Well, now that the rules of the game are clear, the pressure is off.
After the exchange of rings, I don't have to do a damned thing other than what I want to do. After I am hired on a job, I don't have to show up on time or produce anything of value. I've been going about this business entirely wrong. I foolishly believed things were expected of me and if I failed to produce, it would adversely impact her feelings toward me. I was wrong. I'm going fishing and getting drunk because all the pressure is off!!! Yeah!!!!


----------



## ThinkTooMuch (Aug 6, 2010)

unbelievable said:


> I complained to mine about the absence of sex for the past 2-3 months and was told "either you love someone or you don't", basically inferring that if I love her, I should accept everything, tolerate everything, and expect nothing. WHAT??????????????????
> Well, now that the rules of the game are clear, the pressure is off.
> After the exchange of rings, I don't have to do a damned thing other than what I want to do. After I am hired on a job, I don't have to show up on time or produce anything of value. I've been going about this business entirely wrong. I foolishly believed things were expected of me and if I failed to produce, it would adversely impact her feelings toward me. I was wrong. I'm going fishing and getting drunk because all the pressure is off!!! Yeah!!!!


Absolutely, said as if I've had several vodka martinis in the last 30 minutes.

But, I'm not sure a lot of rabbis would agree with you or a theoretically drunken me.

Something about not having consummated the marriage since 2008/9 violates a few of "the laws of Moses and the people Israel" - this is the key sentence in Jewish weddings, spoken during the ceremony. I haven't checked the Ketubah (written contract) lately, am pretty sure it is in there.


----------



## Conrad (Aug 6, 2010)

And, when confronted, she's simply "ok" with this?

Does she even apologize?


----------



## ThinkTooMuch (Aug 6, 2010)

Conrad said:


> And, when confronted, she's simply "ok" with this?
> 
> Does she even apologize?


She apologizes, tells me how much she loves me, but this doesn't get it done.
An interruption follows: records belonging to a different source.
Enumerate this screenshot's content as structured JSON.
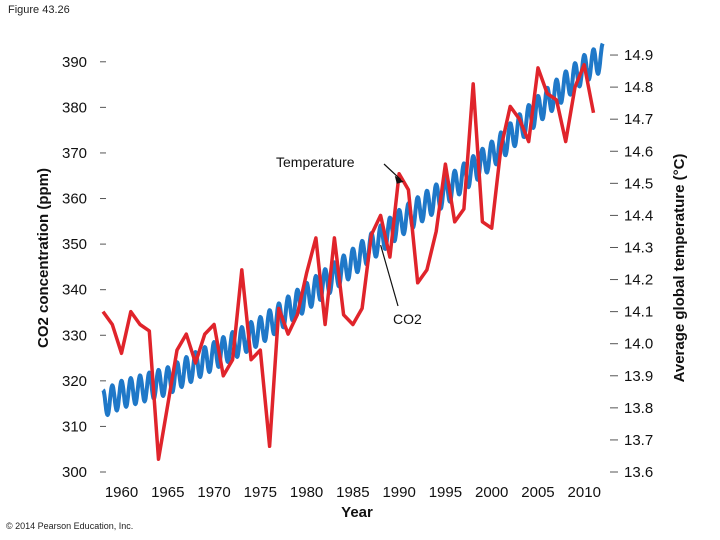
{
  "figure_label": "Figure 43.26",
  "copyright": "© 2014 Pearson Education, Inc.",
  "colors": {
    "co2": "#1f78c8",
    "temperature": "#e0242b"
  },
  "chart_data": {
    "type": "line",
    "xlabel": "Year",
    "ylabel_left": "CO2 concentration (ppm)",
    "ylabel_right": "Average global temperature (°C)",
    "xlim": [
      1958,
      2013
    ],
    "ylim_left": [
      300,
      395
    ],
    "ylim_right": [
      13.6,
      14.95
    ],
    "x_ticks": [
      1960,
      1965,
      1970,
      1975,
      1980,
      1985,
      1990,
      1995,
      2000,
      2005,
      2010
    ],
    "y_ticks_left": [
      300,
      310,
      320,
      330,
      340,
      350,
      360,
      370,
      380,
      390
    ],
    "y_ticks_right": [
      "13.6",
      "13.7",
      "13.8",
      "13.9",
      "14.0",
      "14.1",
      "14.2",
      "14.3",
      "14.4",
      "14.5",
      "14.6",
      "14.7",
      "14.8",
      "14.9"
    ],
    "annotations": [
      {
        "text": "Temperature",
        "series": "temperature",
        "x": 1990.5
      },
      {
        "text": "CO2",
        "series": "co2",
        "x": 1988
      }
    ],
    "series": [
      {
        "id": "co2",
        "axis": "left",
        "label": "CO2",
        "seasonal_amplitude": 3,
        "x": [
          1958,
          1960,
          1965,
          1970,
          1975,
          1980,
          1985,
          1990,
          1995,
          2000,
          2005,
          2010,
          2012
        ],
        "values": [
          315,
          317,
          320,
          325.5,
          331,
          338.5,
          346,
          354.5,
          361.5,
          369.5,
          379.5,
          388.5,
          391
        ]
      },
      {
        "id": "temperature",
        "axis": "right",
        "label": "Temperature",
        "x": [
          1958,
          1959,
          1960,
          1961,
          1962,
          1963,
          1964,
          1965,
          1966,
          1967,
          1968,
          1969,
          1970,
          1971,
          1972,
          1973,
          1974,
          1975,
          1976,
          1977,
          1978,
          1979,
          1980,
          1981,
          1982,
          1983,
          1984,
          1985,
          1986,
          1987,
          1988,
          1989,
          1990,
          1991,
          1992,
          1993,
          1994,
          1995,
          1996,
          1997,
          1998,
          1999,
          2000,
          2001,
          2002,
          2003,
          2004,
          2005,
          2006,
          2007,
          2008,
          2009,
          2010,
          2011
        ],
        "values": [
          14.1,
          14.06,
          13.97,
          14.1,
          14.06,
          14.04,
          13.64,
          13.81,
          13.98,
          14.03,
          13.94,
          14.03,
          14.06,
          13.9,
          13.95,
          14.23,
          13.95,
          13.98,
          13.68,
          14.11,
          14.03,
          14.09,
          14.22,
          14.33,
          14.06,
          14.33,
          14.09,
          14.06,
          14.11,
          14.34,
          14.4,
          14.27,
          14.53,
          14.48,
          14.19,
          14.23,
          14.35,
          14.56,
          14.38,
          14.42,
          14.81,
          14.38,
          14.36,
          14.61,
          14.74,
          14.7,
          14.63,
          14.86,
          14.78,
          14.76,
          14.63,
          14.8,
          14.87,
          14.72
        ]
      }
    ]
  }
}
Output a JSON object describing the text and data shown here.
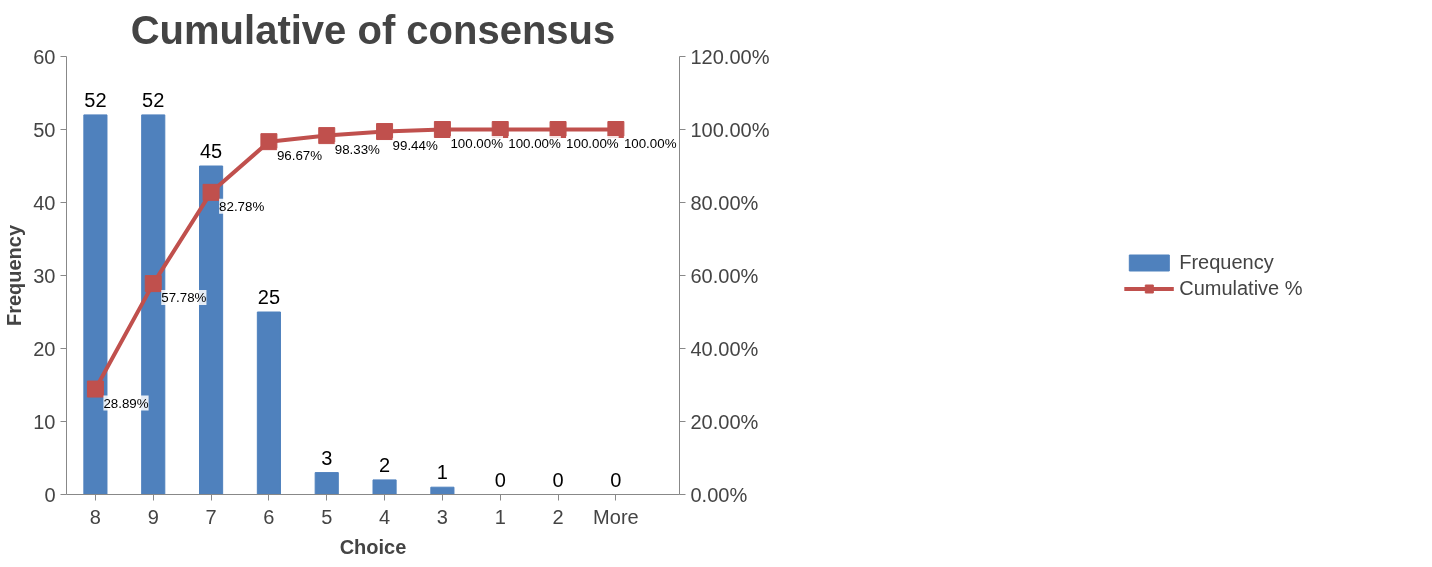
{
  "chart_data": {
    "type": "bar",
    "title": "Cumulative of consensus",
    "xlabel": "Choice",
    "ylabel": "Frequency",
    "categories": [
      "8",
      "9",
      "7",
      "6",
      "5",
      "4",
      "3",
      "1",
      "2",
      "More"
    ],
    "series": [
      {
        "name": "Frequency",
        "color": "#4f81bd",
        "values": [
          52,
          52,
          45,
          25,
          3,
          2,
          1,
          0,
          0,
          0
        ]
      },
      {
        "name": "Cumulative %",
        "type": "line",
        "axis": "y2",
        "color": "#c0504d",
        "values": [
          28.89,
          57.78,
          82.78,
          96.67,
          98.33,
          99.44,
          100,
          100,
          100,
          100
        ],
        "value_labels": [
          "28.89%",
          "57.78%",
          "82.78%",
          "96.67%",
          "98.33%",
          "99.44%",
          "100.00%",
          "100.00%",
          "100.00%",
          "100.00%"
        ]
      }
    ],
    "ylim": [
      0,
      60
    ],
    "yticks": [
      0,
      10,
      20,
      30,
      40,
      50,
      60
    ],
    "y2lim": [
      0,
      120
    ],
    "y2ticks": [
      {
        "value": 0,
        "label": "0.00%"
      },
      {
        "value": 20,
        "label": "20.00%"
      },
      {
        "value": 40,
        "label": "40.00%"
      },
      {
        "value": 60,
        "label": "60.00%"
      },
      {
        "value": 80,
        "label": "80.00%"
      },
      {
        "value": 100,
        "label": "100.00%"
      },
      {
        "value": 120,
        "label": "120.00%"
      }
    ],
    "data_labels": true,
    "legend": "right",
    "grid": false,
    "marker": "square",
    "line_style": "solid"
  }
}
In my opinion actions speak far louder than words, and she isn't trying. I'm tired of her complete lack of passion except for Mad Men and her job. I didn't sign up for the job of knight on horseback when we met, in fact, explicitly turned it down. I've given and given and given and aside from a very emotional evening in late September, she has retreated.

She can come back to CT, I hope her computer keeps her warm at night. 

I know I'm angry, reading this I see just how angry I am.


----------



## Conrad (Aug 6, 2010)

ThinkTooMuch said:


> She apologizes, tells me how much she loves me, but this doesn't get it done.
> 
> In my opinion actions speak far louder than words, and she isn't trying. I'm tired of her complete lack of passion except for Mad Men and her job. I didn't sign up for the job of knight on horseback when we met, in fact, explicitly turned it down. I've given and given and given and aside from a very emotional evening in late September, she has retreated.
> 
> ...


Is it possible to set the anger aside - to "bracket it"?


----------



## ThinkTooMuch (Aug 6, 2010)

Conrad said:


> Is it possible to set the anger aside - to "bracket it"?


I've tried, yet every day I'm here in CT there are new reasons, minor aggravations and continued distance on her part. If I was still in love, I could let these go, I'm not.

I've been too much of a nice guy and I'm paying the price.

I don't see a future with her, feel angry at myself because I keep thinking there might be one, then I'm reminded of Charlie Brown trying to kick the football.